Merck Chief Executive Officer Robert Davis expressed confidence in the company's future more than 20 times, telling JPMorgan analyst Chris Schott at one point: "Hopefully you're getting the sense that my confidence is quite high."
Mr. Davis is justified in feeling confident about Merck's future. Last year, the company's stock rose by 49%, even while the overall stock market (as measured by the S&P 500) lost 18%. This is impressive for a company that is facing the loss of patent protection for one of its key drugs in the next few years.
This year, the pendulum could very well swing.
There are a few factors at play here. Firstly, there's the macroeconomic environment.

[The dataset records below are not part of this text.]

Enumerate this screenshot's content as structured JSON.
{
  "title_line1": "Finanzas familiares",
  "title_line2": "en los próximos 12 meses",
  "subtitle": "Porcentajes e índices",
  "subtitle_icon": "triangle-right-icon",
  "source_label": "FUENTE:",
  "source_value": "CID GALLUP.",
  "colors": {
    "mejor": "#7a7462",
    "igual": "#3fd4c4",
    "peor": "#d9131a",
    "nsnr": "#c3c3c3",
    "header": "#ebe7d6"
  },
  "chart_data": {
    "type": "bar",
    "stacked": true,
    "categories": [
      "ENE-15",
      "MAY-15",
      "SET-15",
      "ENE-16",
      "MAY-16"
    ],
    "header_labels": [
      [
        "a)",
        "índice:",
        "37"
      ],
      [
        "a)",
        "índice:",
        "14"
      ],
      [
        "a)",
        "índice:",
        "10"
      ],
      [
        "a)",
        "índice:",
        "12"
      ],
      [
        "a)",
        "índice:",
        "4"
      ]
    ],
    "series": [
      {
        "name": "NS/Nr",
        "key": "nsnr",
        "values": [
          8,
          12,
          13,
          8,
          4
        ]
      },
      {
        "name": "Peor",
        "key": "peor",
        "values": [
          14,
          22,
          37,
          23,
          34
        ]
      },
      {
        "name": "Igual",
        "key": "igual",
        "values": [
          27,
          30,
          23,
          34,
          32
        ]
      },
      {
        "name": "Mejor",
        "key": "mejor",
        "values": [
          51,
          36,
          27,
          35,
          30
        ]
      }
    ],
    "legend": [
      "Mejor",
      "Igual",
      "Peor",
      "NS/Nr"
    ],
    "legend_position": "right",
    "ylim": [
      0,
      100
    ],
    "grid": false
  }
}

Just as rising rates helped drive money into defensive healthcare stocks—and away from growth areas such as biotech—stabilizing rates could see some of that money move elsewhere this year. As Umer Raffat, an analyst at Evercore ISI wrote on Friday, the “tale of 2022 large cap performance has been rates and generalist fund flows, not execution as some companies may believe.”
This year is likely to see plenty of economic ups and downs, as it looks like the economy is heading into a recession. However, new data showing that inflation eased in December means that the Federal Reserve may start to slow down its rate increases. Some traders are even predicting a cut later this year.
The biotech sector has a decent chance of staging a recovery. Some signs of this are already appearing, with the SPDR S&P Biotech ETF up 5.9% while the NYSE Arca Pharmaceutical Index is down marginally. This is a reversal from last year, when the pharma index returned 4.9% while the biotech fund declined by 26%.
At a recent conference, pharmaceutical executives expressed a lot of frustration with the recently passed Inflation Reduction Act, also known as the IRA. This act will allow the government to negotiate drug prices for the first time, and some CEOs have dubbed it the Innovation Reduction Act.
The Department of Health and Human Services released its timeline for Medicare drug-price negotiations earlier this week, with the list of the first 10 drugs selected to be published on Sept. 1. This makes the law feel a lot more tangible to investors.
In response to pressures from shareholders and the need to boost their pipelines, several big pharma companies have turned to partnering with biotech firms. During the JPMorgan conference, AstraZeneca, Ipsen and Chiesi announced three separate deals, each worth around $1 billion. Notably, each deal included contingent value rights (CVRs), which would give shareholders in the acquired company additional payments if certain drugs in development met prespecified milestones.
According to Kevin Davies, head of healthcare investment banking at Mizuho, deals like this help to ease deal-making anxiety. Pharma companies are reluctant to overpay for companies, while many biotechs are still holding out for their high valuation expectations in 2021.
The biotech sector is expected to continue its strong performance in 2023, with a flurry of deals expected to keep the sector on track. This outperformance is expected to continue throughout the year, making biotech one of the top investment sectors in 2023.